HC Deb 11 June 1847 vol 93 c382

begged leave to refer to a statement that had been made respecting the insecurity of railway bridges of a wide span, and the inattention of the department of which the Earl of Dalhousie was the head, to the representations of Mr. Locke and other engineers on the subject. The statement had been occasioned by the late unfortunate accident with the bridge over the river Dee. He had made inquiries into the subject, and found that, on the 30th April last year, a letter was addressed to the Earl of Dalhousie by Mr.

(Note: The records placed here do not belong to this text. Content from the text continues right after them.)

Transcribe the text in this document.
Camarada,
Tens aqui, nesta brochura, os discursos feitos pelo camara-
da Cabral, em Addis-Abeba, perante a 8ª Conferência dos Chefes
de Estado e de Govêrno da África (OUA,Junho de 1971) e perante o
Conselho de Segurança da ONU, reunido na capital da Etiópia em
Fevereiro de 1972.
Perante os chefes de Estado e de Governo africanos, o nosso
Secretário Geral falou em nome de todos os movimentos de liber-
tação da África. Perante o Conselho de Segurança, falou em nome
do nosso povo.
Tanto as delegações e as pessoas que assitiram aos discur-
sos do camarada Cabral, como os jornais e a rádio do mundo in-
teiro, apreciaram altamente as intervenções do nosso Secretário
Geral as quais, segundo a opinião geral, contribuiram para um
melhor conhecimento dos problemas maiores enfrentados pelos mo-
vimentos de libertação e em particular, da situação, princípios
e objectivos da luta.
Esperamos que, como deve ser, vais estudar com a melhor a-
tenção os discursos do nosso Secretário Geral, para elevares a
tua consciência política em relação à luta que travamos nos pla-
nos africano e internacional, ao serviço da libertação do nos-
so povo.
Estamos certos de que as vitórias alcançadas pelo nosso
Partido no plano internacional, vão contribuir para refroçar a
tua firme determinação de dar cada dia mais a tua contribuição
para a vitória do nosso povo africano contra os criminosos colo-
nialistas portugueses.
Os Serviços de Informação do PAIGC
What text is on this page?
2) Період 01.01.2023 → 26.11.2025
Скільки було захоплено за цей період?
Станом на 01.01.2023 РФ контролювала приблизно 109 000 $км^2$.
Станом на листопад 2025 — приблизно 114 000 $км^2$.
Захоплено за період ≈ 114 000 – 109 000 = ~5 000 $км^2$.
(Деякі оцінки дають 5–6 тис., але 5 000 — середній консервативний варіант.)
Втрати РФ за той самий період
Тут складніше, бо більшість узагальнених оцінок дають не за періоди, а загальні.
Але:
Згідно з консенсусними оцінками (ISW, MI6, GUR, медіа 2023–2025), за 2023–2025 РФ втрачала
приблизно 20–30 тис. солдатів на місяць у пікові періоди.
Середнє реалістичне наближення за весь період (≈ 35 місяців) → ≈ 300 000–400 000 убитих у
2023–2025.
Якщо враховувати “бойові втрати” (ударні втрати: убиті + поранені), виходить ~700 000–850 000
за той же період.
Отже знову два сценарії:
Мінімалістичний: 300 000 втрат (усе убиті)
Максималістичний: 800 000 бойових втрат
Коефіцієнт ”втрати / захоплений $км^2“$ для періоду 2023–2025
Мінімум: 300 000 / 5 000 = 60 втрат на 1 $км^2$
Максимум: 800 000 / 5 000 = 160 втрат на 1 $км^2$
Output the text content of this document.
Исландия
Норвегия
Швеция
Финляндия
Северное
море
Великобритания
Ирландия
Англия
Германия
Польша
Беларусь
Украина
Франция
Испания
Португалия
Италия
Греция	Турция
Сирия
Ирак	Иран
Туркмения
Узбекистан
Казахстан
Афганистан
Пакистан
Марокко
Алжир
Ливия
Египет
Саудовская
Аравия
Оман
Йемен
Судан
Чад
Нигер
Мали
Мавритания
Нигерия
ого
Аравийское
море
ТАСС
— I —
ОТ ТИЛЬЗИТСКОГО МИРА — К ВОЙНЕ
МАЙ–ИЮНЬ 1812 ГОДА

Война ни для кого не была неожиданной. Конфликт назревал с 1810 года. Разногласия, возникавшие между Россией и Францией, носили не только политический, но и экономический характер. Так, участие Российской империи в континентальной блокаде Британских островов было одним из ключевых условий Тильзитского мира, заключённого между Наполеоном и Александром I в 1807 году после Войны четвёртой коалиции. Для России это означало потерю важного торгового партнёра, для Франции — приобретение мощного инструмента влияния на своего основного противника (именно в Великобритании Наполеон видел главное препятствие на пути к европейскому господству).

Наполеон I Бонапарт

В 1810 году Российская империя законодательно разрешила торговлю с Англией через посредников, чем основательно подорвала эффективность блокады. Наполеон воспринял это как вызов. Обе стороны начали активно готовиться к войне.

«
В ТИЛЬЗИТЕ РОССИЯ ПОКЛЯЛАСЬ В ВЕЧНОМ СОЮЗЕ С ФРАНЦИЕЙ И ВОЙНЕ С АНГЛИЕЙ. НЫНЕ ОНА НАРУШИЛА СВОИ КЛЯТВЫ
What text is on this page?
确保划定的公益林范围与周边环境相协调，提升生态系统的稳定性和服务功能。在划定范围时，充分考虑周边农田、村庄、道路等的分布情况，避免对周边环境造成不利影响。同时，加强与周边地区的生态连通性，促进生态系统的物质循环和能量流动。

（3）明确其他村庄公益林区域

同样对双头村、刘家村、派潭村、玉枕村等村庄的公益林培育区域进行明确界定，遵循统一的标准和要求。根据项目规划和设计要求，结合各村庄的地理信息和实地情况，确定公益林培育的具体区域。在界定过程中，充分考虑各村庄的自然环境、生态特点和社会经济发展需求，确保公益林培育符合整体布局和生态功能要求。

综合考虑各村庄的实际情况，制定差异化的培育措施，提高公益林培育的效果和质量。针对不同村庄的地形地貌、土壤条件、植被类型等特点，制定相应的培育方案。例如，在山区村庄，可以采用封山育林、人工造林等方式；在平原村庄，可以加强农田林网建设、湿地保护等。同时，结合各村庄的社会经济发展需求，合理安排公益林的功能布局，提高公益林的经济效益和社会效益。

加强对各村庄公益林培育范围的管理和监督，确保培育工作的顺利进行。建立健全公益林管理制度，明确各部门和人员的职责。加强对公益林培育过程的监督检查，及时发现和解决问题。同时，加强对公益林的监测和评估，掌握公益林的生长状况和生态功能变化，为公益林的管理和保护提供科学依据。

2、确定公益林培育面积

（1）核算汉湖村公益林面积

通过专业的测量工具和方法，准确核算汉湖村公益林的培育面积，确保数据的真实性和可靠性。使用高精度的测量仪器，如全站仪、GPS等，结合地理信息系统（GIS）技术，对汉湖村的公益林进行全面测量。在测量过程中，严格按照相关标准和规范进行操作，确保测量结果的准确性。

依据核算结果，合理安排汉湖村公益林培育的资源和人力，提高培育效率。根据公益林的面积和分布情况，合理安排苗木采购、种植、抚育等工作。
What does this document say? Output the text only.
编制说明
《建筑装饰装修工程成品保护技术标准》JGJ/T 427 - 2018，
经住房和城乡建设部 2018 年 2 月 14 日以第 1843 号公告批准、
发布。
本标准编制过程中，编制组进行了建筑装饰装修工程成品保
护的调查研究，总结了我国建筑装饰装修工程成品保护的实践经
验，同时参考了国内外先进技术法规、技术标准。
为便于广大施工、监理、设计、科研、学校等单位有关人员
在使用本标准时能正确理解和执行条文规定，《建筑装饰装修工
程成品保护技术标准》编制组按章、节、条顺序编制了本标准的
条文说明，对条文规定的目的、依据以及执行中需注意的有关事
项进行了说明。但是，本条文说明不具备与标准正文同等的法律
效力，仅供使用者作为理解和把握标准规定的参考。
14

Locke and some other eminent engineers, respecting the dimensions of bridges crossing turnpike roads, that there should he 35 feet clear space for the road, head room of 16 feet, and side walls of 12 feet, &c, which dimensions had been fixed after full consideration in the Railway Clauses Consolidation Bill. The letter had no reference to railway bridges over rivers, which sometimes were of extraordinary dimensions. Another statement had been, that no answer had been returned to the letter of Mr. Locke and the other engineers. The fact was, that the letter of the 30th April arrived on the 2nd May, and was answered on the 23rd May, that Lord Dalhousie would consult the Earl of Shaftesbury on the propriety of reducing the width of bridges. The House would see, therefore, that nothing that had passed between the engineers and the Railway Department of the Board of Trade at all affected the question of the safety of bridges over rivers.


said, that he had merely referred to the evidence taken before the coroner's jury. There was some mistake; but Mr. Locke was not a person to complain that he had had no answer when one had been sent to him.